Love and respect, love and respect—I have been carrying those words around with me for two years, daring to consider that perhaps they convey the real meaning of life. Beyond basic survival needs, everybody wants to be loved and respected. And neither is any good without the other. Love without respect can be as cold as pity; respect without love can be as grim as fear.
Love and respect are the values in life that most contribute to “the pursuit of happiness”—and after, they are the greatest legacy we can leave behind. It’s an elegy you’d like to hear with your own ears: “You were loved and respected.”
If even one person can say that about you, it’s a worthy achievement, and if you can multiply that many times—well, that is true success.
Among materialists, a certain bumper sticker is emblematic: “He who dies with the most toys wins!”

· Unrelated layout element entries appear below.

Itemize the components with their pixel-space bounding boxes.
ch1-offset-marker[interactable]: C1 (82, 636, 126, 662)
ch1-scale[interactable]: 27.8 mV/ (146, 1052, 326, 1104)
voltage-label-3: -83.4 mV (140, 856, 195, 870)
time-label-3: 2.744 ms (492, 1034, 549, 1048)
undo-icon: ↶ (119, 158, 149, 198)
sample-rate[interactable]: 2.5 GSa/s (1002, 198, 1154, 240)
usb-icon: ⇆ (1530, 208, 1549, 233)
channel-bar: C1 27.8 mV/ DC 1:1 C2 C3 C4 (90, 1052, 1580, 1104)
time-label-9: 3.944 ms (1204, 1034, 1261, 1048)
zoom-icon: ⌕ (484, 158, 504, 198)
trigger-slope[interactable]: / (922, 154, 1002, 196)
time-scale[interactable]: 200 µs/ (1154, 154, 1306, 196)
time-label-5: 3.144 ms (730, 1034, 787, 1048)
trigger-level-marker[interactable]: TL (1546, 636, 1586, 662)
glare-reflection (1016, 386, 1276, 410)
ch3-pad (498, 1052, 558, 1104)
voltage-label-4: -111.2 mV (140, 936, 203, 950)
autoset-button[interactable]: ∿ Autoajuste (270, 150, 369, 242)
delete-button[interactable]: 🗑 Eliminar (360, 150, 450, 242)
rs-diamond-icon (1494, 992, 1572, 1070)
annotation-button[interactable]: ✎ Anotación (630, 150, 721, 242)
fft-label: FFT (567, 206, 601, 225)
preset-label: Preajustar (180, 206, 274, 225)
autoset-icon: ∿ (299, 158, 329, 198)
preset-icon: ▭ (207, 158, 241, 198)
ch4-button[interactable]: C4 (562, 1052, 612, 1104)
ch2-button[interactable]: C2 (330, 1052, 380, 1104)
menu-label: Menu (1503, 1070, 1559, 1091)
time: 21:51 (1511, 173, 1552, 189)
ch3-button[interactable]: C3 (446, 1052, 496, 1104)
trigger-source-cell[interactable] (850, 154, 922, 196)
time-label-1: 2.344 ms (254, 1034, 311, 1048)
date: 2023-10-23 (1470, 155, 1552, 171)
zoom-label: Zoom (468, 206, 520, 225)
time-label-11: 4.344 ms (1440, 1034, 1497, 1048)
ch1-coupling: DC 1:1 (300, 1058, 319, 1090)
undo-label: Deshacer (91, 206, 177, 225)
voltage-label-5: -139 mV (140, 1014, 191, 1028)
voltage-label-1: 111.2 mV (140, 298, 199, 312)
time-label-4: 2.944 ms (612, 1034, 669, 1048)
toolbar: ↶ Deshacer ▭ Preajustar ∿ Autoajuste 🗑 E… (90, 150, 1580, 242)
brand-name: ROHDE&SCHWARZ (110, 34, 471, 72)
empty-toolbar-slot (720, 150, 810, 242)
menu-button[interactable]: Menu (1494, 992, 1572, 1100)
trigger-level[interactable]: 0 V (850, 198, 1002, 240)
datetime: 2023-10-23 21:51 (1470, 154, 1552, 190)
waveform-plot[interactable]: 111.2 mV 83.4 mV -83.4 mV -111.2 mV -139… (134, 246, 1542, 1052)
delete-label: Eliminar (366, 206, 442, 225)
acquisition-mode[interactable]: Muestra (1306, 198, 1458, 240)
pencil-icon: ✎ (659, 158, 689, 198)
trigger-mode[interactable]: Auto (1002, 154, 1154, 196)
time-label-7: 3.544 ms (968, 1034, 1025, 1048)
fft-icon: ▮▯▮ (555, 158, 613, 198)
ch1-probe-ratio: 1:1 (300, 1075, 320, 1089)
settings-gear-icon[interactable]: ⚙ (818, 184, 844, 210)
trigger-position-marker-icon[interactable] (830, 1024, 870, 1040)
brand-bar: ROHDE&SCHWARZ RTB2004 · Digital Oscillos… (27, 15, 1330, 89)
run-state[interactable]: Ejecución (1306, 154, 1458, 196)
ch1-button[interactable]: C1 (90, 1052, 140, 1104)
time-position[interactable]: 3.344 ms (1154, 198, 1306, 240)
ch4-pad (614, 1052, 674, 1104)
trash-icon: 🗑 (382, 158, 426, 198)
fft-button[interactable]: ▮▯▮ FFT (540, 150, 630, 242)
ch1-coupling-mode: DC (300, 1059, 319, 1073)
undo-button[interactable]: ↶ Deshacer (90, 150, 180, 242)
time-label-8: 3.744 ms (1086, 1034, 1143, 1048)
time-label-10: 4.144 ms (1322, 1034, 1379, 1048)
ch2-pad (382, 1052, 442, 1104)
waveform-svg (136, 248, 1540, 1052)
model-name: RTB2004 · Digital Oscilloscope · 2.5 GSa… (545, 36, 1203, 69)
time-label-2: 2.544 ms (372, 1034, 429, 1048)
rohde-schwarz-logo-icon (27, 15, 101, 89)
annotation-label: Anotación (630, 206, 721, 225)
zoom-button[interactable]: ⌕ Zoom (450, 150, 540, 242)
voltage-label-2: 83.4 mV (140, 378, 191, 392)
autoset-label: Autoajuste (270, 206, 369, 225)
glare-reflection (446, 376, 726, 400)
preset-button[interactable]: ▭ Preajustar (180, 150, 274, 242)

Well, no—he or she who dies with the most love and respect wins.
But why didn’t anyone ever tell me this? No one—not Mom and Dad, not Reverend Chisholm at St. Andrew’s United Church, not Miss Masters in Grade Six (she gave small prizes to students for memorizing bible verses in the early ’60s—probably not allowed these days), not Jesus, not Confucius, not Mohammad, not Krishna—no one ever seems to have imparted the simple idea that what we are supposed to do down here is go out into the world and earn love and respect.
Steve Martin once spoke of a life lesson he had learned: “No one will ever love you for working hard.” That is true, but it doesn’t stop many people from subconsciously living by that belief (guilty!). It is equally true that you will not earn anyone’s respect without working hard—not only at pursuits that might be respected by strangers (writing great novels, hitting things with sticks), but by living each day with the kind of integrity and generosity that earns the respect and love of friends and family members.
Then there’s love and respect for oneself—equally hard to achieve and maintain. Most of us, deep down, are not as proud of ourselves as we might pretend, and the goal of bettering ourselves—at least partly by earning the love and respect of others—is a lifelong struggle.
Philo of Alexandria gave us that generous principle which we have somehow succeeded in mostly ignoring for 2,000 years: “Be kind, for everyone you meet is fighting a hard battle.”
Great literature takes us into that battle, and in every example I can think of—every celebrated novel of the past few hundred years—there is a quest for love and respect.
Perhaps I have wandered a long way from a review of these two great novels.